A Comparative Study of PDF Parsing Tools Across Diverse Document Categories
Narayan S. Adhikari, Shradha Agarwal
TL;DR
The paper tackles the challenge of cross-domain PDF parsing by conducting a comprehensive comparison of 10 open-source tools across six DocLayNet categories, focusing on text extraction and table detection. It combines rule-based parsers and learning-based approaches (notably Nougat and Table Transformer TATR) and uses a DocLayNet-derived ground truth with multi-metric evaluation, including Levenshtein-based F1, BLEU-4, and local alignment for text, plus IoU/Jaccard for tables. Key findings show PyMuPDF and pypdfium excel in general text extraction, while scientific and patent documents benefit from learning-based methods; for tables, TATR offers strong cross-domain recall, with Camelot and Tabula performing best in specific categories.
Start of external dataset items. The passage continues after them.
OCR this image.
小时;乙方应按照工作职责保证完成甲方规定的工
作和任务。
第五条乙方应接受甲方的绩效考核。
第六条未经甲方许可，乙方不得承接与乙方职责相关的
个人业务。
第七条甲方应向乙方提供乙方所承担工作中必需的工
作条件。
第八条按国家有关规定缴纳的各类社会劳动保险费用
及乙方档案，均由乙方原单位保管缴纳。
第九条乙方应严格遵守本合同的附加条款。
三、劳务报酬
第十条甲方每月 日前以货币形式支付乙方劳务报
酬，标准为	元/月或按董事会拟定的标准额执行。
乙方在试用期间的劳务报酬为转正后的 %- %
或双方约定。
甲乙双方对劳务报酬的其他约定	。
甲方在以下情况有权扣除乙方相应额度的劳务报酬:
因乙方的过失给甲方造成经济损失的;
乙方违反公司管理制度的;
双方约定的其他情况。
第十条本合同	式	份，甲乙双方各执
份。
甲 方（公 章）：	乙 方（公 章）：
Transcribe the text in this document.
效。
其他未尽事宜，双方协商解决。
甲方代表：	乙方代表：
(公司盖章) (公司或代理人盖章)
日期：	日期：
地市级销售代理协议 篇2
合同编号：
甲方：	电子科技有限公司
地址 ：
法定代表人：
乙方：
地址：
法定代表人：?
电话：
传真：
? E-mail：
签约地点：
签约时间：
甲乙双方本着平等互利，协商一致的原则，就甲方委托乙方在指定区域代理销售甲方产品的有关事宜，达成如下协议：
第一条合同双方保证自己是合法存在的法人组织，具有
The study provides practical guidance on tool selection by document type and highlights opportunities for hybrid approaches and future improvements in handling complex scientific and tabular content.
Abstract
PDF is one of the most prominent data formats, making PDF parsing crucial for information extraction and retrieval, particularly with the rise of RAG systems. While various PDF parsing tools exist, their effectiveness across different document types remains understudied, especially beyond academic papers. Our research aims to address this gap by comparing 10 popular PDF parsing tools across 6 document categories using the DocLayNet dataset. These tools include PyPDF, pdfminer-six, PyMuPDF, pdfplumber, pypdfium2, Unstructured, Tabula, Camelot, as well as the deep learning-based tools Nougat and Table Transformer(TATR). We evaluated both text extraction and table detection capabilities. For text extraction, PyMuPDF and pypdfium generally outperformed others, but all parsers struggled with Scientific and Patent documents. For these challenging categories, learning-based tools like Nougat demonstrated superior performance. In table detection, TATR excelled in the Financial, Patent, Law & Regulations, and Scientific categories. Table detection tool Camelot performed best for tender documents, while PyMuPDF performed superior in the Manual category. Our findings highlight the importance of selecting appropriate parsing tools based on document type and specific tasks, providing valuable insights for researchers and practitioners working with diverse document sources.